FG Executive Order 10 will destroy criminal justice – Wike warns

Rivers State Governor, Nyesom Wike, has warned that the Federal Government will destroy criminal justice system in various states, if the Executive Order 10 is implemented.

Governor Wike, said Executive Order 10 of the Federal Government, which permits the deduction of funds from each state account to finance the judiciary, is politically motivated and geared towards the 2023 general election.

He made this assertion in his keynote address presented at the third Annual Nigerian Criminal Law Review Conference organised by the Rule of Law Development Foundation in Abuja, yesterday.

He stated that ahead of the 2023 general election, the federal government, which has been hostile to judges, now suddenly wants to lure the judiciary to assume it believes in independence of judiciary, by enacting Executive Order 10.

“Independence is not to take resources and preside over award of contract. If you cannot give judgement according to your conscience; if you cannot give judgement according to the law, then, there is no independence. And this, of course, affects the criminal justice system”, he stated.

Governor Wike also pointed out that politicisation of the issue of security by the Federal Government has continued to negatively affect the criminal justice system in the country.

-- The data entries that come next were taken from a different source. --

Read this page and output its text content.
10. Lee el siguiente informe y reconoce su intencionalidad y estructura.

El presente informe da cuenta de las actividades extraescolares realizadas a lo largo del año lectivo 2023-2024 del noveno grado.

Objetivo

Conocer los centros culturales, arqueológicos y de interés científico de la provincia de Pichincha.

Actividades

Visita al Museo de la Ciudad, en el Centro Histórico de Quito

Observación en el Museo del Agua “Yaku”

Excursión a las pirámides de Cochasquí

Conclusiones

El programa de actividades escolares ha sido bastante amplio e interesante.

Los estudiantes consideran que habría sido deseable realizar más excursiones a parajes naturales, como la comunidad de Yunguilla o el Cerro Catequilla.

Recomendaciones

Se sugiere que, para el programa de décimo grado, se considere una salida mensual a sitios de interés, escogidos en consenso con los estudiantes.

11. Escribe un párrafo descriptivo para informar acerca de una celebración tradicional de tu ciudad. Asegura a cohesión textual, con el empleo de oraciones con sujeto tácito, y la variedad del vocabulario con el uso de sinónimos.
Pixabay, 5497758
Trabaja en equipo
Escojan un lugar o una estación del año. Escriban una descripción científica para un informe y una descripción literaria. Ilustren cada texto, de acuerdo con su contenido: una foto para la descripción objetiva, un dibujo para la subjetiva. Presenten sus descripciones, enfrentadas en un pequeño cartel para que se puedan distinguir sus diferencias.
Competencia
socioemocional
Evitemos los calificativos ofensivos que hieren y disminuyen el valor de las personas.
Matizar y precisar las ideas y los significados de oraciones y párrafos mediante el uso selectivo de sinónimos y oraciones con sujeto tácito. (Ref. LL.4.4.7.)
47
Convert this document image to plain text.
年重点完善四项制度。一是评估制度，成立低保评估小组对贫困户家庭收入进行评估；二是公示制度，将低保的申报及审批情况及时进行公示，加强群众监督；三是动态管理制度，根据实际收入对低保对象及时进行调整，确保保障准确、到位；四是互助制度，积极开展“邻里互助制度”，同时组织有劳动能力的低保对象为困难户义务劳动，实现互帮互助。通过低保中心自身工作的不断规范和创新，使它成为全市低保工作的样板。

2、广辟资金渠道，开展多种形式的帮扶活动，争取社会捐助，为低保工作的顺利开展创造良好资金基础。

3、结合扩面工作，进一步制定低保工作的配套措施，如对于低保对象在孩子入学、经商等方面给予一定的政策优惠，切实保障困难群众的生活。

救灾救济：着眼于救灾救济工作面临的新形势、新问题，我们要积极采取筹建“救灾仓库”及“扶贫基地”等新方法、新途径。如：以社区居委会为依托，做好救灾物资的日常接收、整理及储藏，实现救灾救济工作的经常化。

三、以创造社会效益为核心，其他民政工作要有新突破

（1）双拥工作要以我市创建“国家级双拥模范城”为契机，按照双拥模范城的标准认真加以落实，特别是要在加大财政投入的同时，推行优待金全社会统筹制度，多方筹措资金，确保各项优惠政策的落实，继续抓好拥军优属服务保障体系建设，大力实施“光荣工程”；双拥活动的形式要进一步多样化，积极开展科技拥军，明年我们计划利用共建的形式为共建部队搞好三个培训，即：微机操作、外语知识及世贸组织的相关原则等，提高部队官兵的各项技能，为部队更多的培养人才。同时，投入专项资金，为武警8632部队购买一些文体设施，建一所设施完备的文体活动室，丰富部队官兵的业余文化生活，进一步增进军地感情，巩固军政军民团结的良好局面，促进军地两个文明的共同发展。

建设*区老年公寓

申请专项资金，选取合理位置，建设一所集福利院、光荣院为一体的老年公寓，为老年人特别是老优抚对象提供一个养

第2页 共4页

He said the prevailing cases of kidnapping, banditry and armed robbery, which threaten the very existence and stability of the nation, clearly justifies the establishment of State or Community Police.

He observed that, while establishment of State Police may require amendment of the extant Section 214 (1) of the 1999 Constitution to provide State, the Rivers State Government is of the opinion that community police or Neighbourhood Watch could be established without constitutional amendment.

Wike declared: “The truth of the matter is that with the current strength of the Nigeria Police Force, which stands at about 372,000, the Nigeria Police Force lacks the operational capacity to fulfil its primary or core mandate of crime detection, crime prevention and maintenance of public safety, law and order or protection of lives and property of persons in Nigeria.

“To put it plainly, the Nigeria Police lack the operational capacity to police the nation which is a federation of about 923.768km (356.669 sqm) with an estimated population of 195.9 million.

“It is this stark reality that informs call for establishment of State Police to provide complementary role to the Nigeria Police Force in crime detection, prevention, and maintenance of law and order”, Wike argued.

He explained that it was against this background that Rivers Government enacted the Rivers State Neighbourhood Safety Corps Law, No. 8 of 2018, which establishes the Rivers State Neighbourhood Safety Corps Agency; as a corporate body and vested with power to establish uniformed Neighbourhood Safety Corps in the 23 Local government Areas of the State, and to prescribe regulations guiding the operations of the Safety Corps as well as any other local government vigilance group in the State.

In furtherance of this law, Wike stated that recruitment and training of members of the uninformed Neighbourhood Safety Corps commenced at the National Youth Service Corps (NYSC) orientation camp, Nonwa, in Tai LGA, after obtaining all necessary approvals from the Nigerian Army and other relevant security agencies.

The governor said it was unfortunate the exercise was violently disrupted by the Nigerian Army, claiming it was illegal and unconstitutional.

Governor Wike, said despite a competent court of jurisdiction recent ruling that upheld the constitutionality of the Neighbourhood Safety Corps, the Army has refused to allow it carry out its recruitment and training of personnel.

“The point being made here is that as long as the Federal Government continues to politicise issues of security, whether national or local, so long shall our criminal justice system remain seriously jeopardized.

The power exercisable by the Federal Government over matters of security is made manifest by the irregular postings of Commissioners of Police to the Rivers State Police Command”, he said.

The governor emphasized the need for critical stakeholders in the criminal justice sector to rethink the system through reform designed to address current challenges, given that criminal justice system is inextricably linked with the security, peace and order of the State,

Former President of the Nigerian Bar Association, Joseph Daudu, a Senior Advocate of Nigeria (SAN), lauded Governor Wike, for standing out as one of the pillars of rule of law in the country.

Present at the occasion were the Attorney General of Rivers State, Professor Zacchaeus Adangor, the Attorney General of Kogi State and other eminent lawyers.